Without a word, Quentin took Jared’s jackknife and hurried back over the rocks to where Mai and Jean-Paul were. Jared lifted Thomas onto his shoulder and steadied himself before starting up to the house.

“R.J., I’ll be back for you as soon as I can.”

She climbed agonizingly to her feet and gave him a quick smile. “The day I let
anybody,
even you, Jared Sloan, carry me when I can walk…” She caught her breath and winced. “Just don’t wait for me.”

 

It was Quentin who called the police and the ambulance, who got out blankets while Jared and Rebecca peeled off Mai’s and Thomas’s soaked, tattered clothes. Ignoring their
scrapes and cuts for the moment, they wrapped them in the blankets. Jared held his daughter and tried to will his own warmth into her.

“Nothing will change, Jared,” Quentin said softly. “She doesn’t have to know who I am.”

“Yes, she does. I can’t keep lying to her. Before it was to save her life.

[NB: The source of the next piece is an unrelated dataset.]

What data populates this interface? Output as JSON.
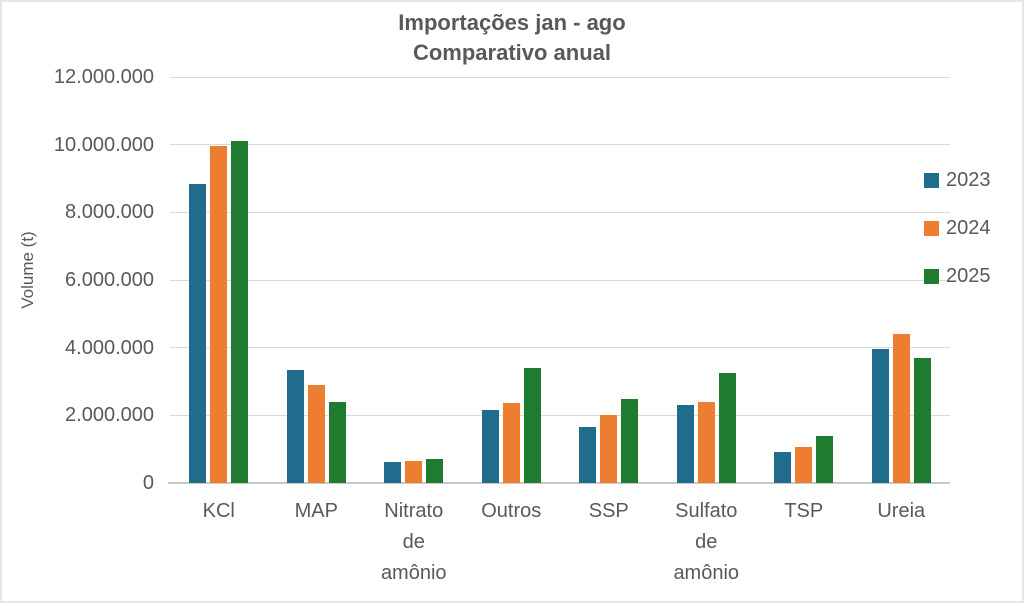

Now…there’s no reason.”

“I won’t try and take her from you.”

“Good, because I’d fight you every inch of the way.”

“I just…I just want to be a part of her life, Jared. That’s all. She’s my cousin’s kid, right?” He looked at the pale, pretty face. “She’s going to be okay.”

 

On her way up to the house, Rebecca had stopped to help Jean-Paul Gerard, but he’d shooed her off. “The rain’s letting up—I’ll be fine. Take care of your grandfather.”

But now there was nothing more she could do for Thomas beyond what she and Jared and Quentin had already done, and so she grabbed a blanket and a first-aid kit and headed back out to the rocks. She’d taken a couple aspirin for her ribs. For now, it’d have to be enough.

The rain had stopped, and already the tide had begun to ebb. Rebecca went straight down to the black rock where she’d left Jean-Paul.

He wasn’t there.

She scoured the immediate area and scanned the gray swells, but saw no sign of him. How far could he get in his condition? Frowning, she started back up to the house, hoping he hadn’t just given up and lowered himself into the sea. But that wasn’t Jean-Paul Gerard’s style. He’d survived too much to give up now.

By the time she reached the grass, the police and ambulance had arrived. Jared pointed her out to a paramedic,
and she tried to protest, but there was no arguing with medical types.

As they draped a blanket over her, she noticed that her truck was gone.

She grinned. Jean-Paul Gerard had stolen it.